There is another possible inefficiency if sampleSize is much smaller than the size of the collections. In that case, shuffling the entire list would be overkill, and you might be better off writing your own function to perform sampling without replacement. (That would basically be a Fisher-Yates Shuffle that terminates early.)


There are four similar copies of the code, which you might want to consolidate, especially if it is not important to preserve the behaviour of your System.out.println(i) progress indicator.

My first observation is that the pos and neg lists can be treated independently.
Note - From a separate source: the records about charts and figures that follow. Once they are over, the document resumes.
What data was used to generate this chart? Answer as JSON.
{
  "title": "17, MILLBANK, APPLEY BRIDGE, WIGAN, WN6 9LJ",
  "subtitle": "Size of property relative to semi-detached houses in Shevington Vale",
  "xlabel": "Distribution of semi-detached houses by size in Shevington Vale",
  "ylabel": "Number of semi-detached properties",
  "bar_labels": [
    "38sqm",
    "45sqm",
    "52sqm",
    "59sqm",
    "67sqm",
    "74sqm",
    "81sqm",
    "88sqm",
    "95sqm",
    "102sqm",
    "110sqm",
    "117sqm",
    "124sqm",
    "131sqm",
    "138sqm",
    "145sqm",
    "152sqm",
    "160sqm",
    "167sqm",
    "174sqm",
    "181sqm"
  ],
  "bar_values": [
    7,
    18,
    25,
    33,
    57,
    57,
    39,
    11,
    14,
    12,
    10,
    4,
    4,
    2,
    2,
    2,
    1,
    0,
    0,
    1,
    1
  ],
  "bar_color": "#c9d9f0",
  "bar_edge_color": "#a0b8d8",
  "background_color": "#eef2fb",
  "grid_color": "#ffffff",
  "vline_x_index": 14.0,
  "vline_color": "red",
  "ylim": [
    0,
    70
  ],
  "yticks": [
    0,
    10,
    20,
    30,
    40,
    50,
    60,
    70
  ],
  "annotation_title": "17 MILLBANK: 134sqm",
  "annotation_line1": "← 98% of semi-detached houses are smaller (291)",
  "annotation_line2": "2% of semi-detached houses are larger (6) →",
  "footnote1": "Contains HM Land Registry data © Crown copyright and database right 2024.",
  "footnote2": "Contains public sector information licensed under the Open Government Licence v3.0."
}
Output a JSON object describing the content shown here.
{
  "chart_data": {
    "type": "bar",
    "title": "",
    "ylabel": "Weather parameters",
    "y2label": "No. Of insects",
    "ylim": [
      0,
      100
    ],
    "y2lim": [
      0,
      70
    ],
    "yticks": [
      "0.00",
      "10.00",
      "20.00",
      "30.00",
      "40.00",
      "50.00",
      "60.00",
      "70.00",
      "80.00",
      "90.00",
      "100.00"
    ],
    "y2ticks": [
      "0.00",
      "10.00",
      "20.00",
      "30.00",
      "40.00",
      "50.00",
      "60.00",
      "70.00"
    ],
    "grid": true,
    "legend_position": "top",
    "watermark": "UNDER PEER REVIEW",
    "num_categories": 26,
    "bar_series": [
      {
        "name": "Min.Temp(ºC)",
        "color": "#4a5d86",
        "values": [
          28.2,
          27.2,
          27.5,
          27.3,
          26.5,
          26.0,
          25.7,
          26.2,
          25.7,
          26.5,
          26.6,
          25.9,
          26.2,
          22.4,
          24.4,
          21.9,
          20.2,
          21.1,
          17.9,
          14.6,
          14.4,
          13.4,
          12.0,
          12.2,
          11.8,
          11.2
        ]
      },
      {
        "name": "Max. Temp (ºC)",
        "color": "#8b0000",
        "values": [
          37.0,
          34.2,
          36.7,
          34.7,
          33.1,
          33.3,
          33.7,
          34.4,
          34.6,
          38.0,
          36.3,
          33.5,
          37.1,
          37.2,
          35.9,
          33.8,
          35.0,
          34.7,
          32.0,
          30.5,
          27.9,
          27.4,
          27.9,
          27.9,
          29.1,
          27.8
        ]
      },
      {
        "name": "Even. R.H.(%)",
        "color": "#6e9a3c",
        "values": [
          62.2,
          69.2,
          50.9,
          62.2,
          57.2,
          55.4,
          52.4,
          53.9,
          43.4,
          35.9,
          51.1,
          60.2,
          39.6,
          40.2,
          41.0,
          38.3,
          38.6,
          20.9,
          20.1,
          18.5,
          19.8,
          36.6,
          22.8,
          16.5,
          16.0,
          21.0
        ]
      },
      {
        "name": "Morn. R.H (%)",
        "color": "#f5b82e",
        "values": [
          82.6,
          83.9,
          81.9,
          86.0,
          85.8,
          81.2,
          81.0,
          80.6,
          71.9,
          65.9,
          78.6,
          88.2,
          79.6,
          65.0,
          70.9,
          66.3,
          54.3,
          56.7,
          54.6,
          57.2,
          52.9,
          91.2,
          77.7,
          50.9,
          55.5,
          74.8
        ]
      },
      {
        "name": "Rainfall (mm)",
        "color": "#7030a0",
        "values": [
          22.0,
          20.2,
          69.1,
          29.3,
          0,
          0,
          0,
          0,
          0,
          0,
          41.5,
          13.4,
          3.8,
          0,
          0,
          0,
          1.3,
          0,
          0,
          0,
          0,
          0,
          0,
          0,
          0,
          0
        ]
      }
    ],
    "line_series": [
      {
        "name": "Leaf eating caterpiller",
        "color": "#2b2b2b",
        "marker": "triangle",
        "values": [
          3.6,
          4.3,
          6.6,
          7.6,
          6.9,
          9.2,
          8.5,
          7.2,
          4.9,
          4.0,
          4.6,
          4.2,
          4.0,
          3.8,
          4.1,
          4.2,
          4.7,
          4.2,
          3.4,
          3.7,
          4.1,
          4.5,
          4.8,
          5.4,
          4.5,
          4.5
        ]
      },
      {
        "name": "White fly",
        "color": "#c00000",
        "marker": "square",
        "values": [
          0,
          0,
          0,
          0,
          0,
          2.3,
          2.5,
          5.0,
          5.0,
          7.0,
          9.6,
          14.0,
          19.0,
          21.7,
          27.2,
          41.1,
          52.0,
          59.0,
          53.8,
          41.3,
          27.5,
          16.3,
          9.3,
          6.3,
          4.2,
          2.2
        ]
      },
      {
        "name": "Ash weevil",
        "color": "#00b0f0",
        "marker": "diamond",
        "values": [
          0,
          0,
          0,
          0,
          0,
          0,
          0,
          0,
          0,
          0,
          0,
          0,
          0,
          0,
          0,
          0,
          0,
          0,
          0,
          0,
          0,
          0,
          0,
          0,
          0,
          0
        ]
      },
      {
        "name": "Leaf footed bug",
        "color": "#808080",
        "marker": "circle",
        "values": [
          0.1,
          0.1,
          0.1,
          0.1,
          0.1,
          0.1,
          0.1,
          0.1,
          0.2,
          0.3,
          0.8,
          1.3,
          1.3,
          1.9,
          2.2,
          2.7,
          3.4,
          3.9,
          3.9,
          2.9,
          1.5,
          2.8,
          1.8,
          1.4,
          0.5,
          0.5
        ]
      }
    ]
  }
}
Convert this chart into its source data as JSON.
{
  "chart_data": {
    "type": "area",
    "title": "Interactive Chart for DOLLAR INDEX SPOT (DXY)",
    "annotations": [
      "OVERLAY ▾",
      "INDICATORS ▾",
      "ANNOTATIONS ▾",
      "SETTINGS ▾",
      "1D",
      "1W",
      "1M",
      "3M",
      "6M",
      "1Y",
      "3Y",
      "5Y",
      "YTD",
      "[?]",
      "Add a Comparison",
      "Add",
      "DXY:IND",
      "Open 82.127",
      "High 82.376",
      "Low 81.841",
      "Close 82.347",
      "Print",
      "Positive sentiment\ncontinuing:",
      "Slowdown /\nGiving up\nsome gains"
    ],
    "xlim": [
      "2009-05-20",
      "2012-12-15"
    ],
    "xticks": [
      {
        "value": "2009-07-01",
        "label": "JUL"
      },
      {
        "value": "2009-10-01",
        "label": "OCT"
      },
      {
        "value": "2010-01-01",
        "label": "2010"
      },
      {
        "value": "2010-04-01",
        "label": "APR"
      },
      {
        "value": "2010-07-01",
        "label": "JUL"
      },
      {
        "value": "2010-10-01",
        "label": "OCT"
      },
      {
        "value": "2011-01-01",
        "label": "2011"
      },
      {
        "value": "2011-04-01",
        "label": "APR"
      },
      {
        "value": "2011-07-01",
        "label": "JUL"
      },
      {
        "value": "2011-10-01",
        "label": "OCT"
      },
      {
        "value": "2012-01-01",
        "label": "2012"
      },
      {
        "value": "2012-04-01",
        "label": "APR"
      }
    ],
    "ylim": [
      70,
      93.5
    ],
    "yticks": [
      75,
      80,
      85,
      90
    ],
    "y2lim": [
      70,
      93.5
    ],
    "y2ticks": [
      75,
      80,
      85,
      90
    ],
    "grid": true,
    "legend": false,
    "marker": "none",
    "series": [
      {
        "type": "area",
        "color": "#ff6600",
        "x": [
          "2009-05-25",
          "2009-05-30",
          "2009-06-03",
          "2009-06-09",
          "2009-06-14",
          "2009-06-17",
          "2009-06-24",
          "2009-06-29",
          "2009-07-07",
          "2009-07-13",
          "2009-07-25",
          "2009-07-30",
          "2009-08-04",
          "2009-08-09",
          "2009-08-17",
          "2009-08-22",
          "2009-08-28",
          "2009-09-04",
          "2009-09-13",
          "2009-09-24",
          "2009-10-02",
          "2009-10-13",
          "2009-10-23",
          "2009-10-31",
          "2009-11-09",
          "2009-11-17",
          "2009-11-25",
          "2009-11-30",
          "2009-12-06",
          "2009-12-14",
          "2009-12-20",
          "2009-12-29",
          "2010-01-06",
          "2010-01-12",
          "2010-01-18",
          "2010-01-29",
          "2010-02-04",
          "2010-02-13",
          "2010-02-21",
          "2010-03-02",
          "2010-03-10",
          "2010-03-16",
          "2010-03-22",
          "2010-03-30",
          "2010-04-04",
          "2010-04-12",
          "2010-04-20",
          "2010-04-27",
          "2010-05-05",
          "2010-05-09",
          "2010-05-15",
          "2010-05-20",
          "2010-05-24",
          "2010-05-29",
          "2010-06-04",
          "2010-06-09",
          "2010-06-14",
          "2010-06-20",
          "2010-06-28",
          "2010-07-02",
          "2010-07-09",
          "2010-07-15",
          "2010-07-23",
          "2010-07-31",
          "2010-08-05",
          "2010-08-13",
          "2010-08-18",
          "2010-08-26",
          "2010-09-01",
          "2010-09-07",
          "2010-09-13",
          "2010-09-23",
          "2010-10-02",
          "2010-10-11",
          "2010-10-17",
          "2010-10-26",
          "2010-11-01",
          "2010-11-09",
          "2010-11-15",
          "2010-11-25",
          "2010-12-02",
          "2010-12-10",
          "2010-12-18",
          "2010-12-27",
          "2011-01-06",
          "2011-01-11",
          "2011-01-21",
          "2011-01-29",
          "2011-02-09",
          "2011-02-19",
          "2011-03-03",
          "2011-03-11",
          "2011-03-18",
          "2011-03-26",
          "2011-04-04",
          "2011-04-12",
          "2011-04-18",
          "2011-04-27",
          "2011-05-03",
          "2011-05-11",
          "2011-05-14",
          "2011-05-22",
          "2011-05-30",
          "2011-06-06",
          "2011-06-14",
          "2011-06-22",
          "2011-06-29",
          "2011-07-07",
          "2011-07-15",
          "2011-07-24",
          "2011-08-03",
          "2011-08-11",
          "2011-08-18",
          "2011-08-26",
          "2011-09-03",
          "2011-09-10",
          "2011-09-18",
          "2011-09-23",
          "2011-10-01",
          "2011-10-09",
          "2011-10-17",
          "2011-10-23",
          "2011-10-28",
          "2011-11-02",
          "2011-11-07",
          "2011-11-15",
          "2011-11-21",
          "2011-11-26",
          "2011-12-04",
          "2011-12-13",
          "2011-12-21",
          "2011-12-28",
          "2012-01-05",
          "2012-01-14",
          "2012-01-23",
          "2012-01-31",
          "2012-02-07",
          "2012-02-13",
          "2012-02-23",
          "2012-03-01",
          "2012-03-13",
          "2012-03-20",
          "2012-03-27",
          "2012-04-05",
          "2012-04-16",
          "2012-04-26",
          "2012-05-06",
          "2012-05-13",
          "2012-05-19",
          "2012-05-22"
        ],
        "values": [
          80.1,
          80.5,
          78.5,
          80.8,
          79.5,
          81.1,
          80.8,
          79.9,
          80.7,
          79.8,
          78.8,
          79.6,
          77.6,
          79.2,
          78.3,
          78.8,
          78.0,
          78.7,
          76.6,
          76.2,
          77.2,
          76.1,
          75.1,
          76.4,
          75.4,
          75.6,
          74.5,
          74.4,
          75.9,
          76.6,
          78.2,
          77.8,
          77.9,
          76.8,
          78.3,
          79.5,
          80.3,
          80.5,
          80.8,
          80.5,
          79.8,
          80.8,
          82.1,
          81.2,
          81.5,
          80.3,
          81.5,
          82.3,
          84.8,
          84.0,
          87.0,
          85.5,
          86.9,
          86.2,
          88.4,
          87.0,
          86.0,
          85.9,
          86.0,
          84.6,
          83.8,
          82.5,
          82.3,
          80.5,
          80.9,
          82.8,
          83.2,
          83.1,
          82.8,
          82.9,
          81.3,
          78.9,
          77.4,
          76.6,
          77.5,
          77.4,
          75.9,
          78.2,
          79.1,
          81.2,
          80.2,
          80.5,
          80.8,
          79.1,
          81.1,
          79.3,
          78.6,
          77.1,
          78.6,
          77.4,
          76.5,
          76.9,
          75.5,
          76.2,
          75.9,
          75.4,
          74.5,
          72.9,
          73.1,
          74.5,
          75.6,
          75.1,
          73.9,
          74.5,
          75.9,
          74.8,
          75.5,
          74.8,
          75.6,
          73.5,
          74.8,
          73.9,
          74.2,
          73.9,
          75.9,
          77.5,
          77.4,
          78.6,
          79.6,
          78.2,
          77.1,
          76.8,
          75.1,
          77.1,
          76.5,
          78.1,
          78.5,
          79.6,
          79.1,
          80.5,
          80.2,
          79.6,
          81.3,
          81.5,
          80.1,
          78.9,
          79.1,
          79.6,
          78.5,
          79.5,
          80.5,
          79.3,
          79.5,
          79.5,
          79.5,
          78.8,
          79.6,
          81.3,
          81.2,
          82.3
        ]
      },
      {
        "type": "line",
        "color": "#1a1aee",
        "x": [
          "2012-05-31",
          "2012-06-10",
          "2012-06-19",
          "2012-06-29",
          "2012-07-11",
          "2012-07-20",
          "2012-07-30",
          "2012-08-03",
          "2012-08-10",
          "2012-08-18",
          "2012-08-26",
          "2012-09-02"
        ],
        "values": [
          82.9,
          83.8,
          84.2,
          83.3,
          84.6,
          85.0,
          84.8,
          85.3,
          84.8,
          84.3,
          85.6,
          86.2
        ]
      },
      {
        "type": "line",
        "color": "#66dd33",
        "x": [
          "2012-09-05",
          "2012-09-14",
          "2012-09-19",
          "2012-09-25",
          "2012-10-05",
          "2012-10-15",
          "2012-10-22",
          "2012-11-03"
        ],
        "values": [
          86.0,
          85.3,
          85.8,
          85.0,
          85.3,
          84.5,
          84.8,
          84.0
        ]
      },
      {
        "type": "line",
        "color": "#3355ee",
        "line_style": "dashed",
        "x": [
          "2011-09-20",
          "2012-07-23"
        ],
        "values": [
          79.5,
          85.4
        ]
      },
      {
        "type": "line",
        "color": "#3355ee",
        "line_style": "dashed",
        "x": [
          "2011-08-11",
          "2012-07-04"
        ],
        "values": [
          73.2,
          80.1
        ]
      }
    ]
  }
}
My second observation is that you could simplify the loop if you interleave the output of the test and train cases.

I think that this code would make it more obvious that the number of files created is sampleSize, for each of the lists neg and pos.

private static void writeSampleFiles(List<String> list, String name, int sampleSize) throws IOException {
    Collections.shuffle(list);
    for (int i = 0; i < sampleSize; i++) {
        Path path = Paths.get(i & 1 == 0 ? "train" : "test",
                              name,
                              (i >> 1) + ".txt");
        Files.write(path, list.get(i).getBytes());
    }
}

// elsewhere...
writeSampleFiles(neg, "neg", sampleSize);
writeSampleFiles(pos, "pos", sampleSize);

Note that this isn't exactly identical to your original code. The shuffled entries are extracted in a different order, which could be an issue if you are concerned about "dealing from the top of the deck". If the execution aborts prematurely due to an IOException, then the difference in the processing order would be visible to the user.